Cat Pose is especially useful for beginners, for spinal warm-ups before lifting, and for cooldowns after higher-load training. It can also be paired with a separate extension pattern such as Cow Pose when a full mobility sequence is desired. Stay inside a pain-free range, keep the motion smooth, and stop short of any sharp pinch in the low back, neck, or wrists.
Instructions
- Start on all fours with your hands under your shoulders, your knees under your hips, and your fingers spread for a stable base.
- Keep your palms flat, your elbows straight but not locked, and your weight balanced evenly between both hands and both knees.
- Set your spine in a neutral tabletop position before the first rep, with your neck long and your gaze down toward the floor.
- Exhale and slowly tuck your pelvis under as you round your lower back, then continue the curve up through your mid-back and upper back.

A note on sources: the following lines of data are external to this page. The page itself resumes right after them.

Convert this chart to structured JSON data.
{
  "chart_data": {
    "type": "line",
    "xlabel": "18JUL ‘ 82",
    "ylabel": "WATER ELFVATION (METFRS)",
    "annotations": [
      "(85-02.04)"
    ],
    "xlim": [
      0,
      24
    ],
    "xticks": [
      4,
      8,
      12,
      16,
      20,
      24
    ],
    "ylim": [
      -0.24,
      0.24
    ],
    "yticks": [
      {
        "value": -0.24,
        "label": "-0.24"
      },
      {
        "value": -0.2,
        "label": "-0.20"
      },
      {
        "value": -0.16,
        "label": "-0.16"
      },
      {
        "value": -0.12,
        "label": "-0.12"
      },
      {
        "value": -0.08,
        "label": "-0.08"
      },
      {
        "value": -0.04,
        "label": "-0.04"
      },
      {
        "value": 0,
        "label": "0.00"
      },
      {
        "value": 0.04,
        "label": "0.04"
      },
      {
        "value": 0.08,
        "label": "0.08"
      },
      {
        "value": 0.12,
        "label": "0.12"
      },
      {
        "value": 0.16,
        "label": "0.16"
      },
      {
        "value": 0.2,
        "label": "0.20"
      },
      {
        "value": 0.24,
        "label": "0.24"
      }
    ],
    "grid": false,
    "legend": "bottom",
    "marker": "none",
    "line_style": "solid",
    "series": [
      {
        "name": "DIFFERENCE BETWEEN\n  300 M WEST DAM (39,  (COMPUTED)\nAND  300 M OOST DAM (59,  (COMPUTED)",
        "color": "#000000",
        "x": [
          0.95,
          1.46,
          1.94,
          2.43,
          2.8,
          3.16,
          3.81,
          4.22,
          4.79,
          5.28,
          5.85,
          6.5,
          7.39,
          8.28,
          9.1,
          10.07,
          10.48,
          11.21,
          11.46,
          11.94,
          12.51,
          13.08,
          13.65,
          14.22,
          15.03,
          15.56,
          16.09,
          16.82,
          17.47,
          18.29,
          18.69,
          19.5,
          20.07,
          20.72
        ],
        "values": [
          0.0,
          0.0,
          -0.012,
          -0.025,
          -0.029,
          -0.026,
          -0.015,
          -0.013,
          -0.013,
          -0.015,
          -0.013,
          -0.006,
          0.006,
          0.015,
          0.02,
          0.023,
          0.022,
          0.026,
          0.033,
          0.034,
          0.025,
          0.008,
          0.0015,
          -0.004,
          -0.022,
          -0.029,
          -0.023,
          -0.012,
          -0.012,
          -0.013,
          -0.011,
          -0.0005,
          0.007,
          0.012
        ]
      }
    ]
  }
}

- Let your rib cage draw upward and your shoulder blades separate slightly as the spine flexes, without pushing your shoulders toward your ears.
- Allow your head to follow the curve of your spine so the neck stays long rather than cranking up or hanging heavily down.
- Pause briefly at the top of the rounded position when the curve is smooth and complete, then keep the breath controlled.
- Inhale and return to a neutral tabletop position with the movement under control, then repeat for the planned number of reps or holds.
Tips & Tricks
- Think about moving one vertebra at a time so the spine rounds smoothly instead of hinging only in the lower back.
- Press the floor away lightly through your hands to keep the chest open enough for the upper back to round cleanly.
- If your wrists feel irritated, place the hands slightly wider or turn the fingers out a few degrees to reduce pressure.
- Keep the knees directly below the hips so the pelvis can tuck without drifting forward into a shoulder-heavy position.
- Use a long exhale to help the ribs come up and in; forcing the breath usually makes the neck and shoulders tense.
- Do not jam the chin to the chest; let the head follow the curve of the spine and stop before the neck feels compressed.
- Keep the motion small if needed and prioritize an even spinal curve over chasing a dramatic arch or roundness.
- If you feel pinching in the low back, reduce the depth of the tuck and make the rep slower and smoother.
Frequently Asked Questions
What does Cat Pose primarily train?
It mainly trains spinal control, trunk organization, and breathing coordination rather than a single large prime mover.
Do my hands and knees need to be in a specific position?
Yes. Keep your hands under your shoulders and your knees under your hips so the rounding comes from the spine instead of a shifted base.
Should I tuck my pelvis during the rounded phase?
Yes. A gentle posterior pelvic tilt helps the lumbar spine round with the rest of the back instead of only bending at the neck or low back.
What is the most common mistake in Cat Pose?
People often collapse only the head and lower back while the mid-back stays stiff. The goal is a smooth curve from tailbone to neck.
Is Cat Pose a good beginner exercise?
Yes. It is low impact, easy to scale, and a good entry point for learning how to control the spine and breath together.
How should I breathe while doing it?
Exhale as you round into the cat position, then inhale as you return to neutral. The breath should stay slow and smooth.
Why do my wrists get uncomfortable in this pose?
The hands take bodyweight in a long, closed-chain position. Spreading the fingers, stacking the shoulders correctly, and reducing load usually helps.
How is Cat Pose different from Cow Pose?
Cat Pose is spinal flexion and pelvic tuck. Cow Pose is the opposite pattern, with the chest opening and the spine extending.